Lenchner stressed out. He’s not an intel agent or experienced cyber researcher or journalist who might be used to being in such a situation: If he were to admit to using a tool that violates Google’s terms of use, he might run the risk of a criminal indictment.

The website for scholarship applications left data exposed through a simple 'hack' of GoogleCredit: Screen capture

Jonathan Klinger, a lawyer specializing in internet law, surmised that “the reason they want a statement is to cover themselves, so that if information was in fact leaked from another source, they might argue in their defense that Shmuel lied here, and they would place the blame on him for the hack.” Lenchner refused to sign.

Imagine what would have happened if it turned out that more malicious individuals had also discovered the leak and extorted scholarship applicants. It is also worth mentioning that in Lenchner’s case, the allegedly heavy-handed demand came from an organization that Lenchner had actually helped.

The Joint Distribution Committee had the following response for this article: “We attribute the utmost importance to the subject of privacy and information security.
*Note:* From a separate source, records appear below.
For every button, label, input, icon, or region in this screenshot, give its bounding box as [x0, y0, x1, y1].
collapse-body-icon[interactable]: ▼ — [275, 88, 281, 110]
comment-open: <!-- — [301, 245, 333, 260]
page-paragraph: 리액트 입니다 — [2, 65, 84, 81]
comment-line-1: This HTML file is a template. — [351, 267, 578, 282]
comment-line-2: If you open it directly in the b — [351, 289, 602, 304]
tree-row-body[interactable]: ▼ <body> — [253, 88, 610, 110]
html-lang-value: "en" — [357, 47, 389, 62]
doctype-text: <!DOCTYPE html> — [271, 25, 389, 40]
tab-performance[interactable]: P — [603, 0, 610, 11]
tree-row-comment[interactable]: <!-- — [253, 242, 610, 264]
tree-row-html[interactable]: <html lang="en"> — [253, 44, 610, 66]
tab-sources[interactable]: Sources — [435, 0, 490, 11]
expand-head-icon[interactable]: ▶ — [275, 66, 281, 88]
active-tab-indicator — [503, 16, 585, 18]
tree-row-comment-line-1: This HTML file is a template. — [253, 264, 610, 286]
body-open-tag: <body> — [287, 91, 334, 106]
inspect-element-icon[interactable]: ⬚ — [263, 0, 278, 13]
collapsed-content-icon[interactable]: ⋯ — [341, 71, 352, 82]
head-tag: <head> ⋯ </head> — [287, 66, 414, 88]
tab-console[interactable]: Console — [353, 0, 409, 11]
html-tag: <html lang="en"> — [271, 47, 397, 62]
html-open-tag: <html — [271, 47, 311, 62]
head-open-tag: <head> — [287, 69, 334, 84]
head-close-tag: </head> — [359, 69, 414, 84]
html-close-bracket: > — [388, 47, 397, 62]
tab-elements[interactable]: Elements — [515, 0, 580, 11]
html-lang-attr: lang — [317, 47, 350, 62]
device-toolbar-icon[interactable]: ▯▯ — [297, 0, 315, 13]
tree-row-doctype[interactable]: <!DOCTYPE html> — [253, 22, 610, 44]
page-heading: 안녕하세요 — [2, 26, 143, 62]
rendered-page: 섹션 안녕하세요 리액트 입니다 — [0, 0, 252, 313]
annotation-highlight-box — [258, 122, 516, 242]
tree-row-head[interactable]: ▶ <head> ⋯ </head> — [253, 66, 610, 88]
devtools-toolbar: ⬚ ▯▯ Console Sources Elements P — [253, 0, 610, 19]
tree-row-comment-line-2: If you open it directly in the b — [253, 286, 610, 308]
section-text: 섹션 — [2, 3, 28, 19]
Minutes after spotting the issue, the website and access to the website were immediately taken offline until all the necessary examinations were performed to ensure that the site was restored to the internet without any malfunction. The issue was reported to the Privacy Protection Authority, and we are working subject to its directives and fully cooperating [with it].

“An outside company has been hired to check all of the logs created for the website and to examine the incident and its scope, and we will act in accordance with the Privacy Protection Authority’s examination and directives.

“With regard to Shmuel Lenchner, he was contacted by phone and asked to delete the material and not to make use of it. In addition, he was sent a draft of a statement that he would act accordingly. He was explicitly informed and in writing that he could amend the text to the extent that he found it proper so that he would feel comfortable with the statement, but since then, his response has not been received.”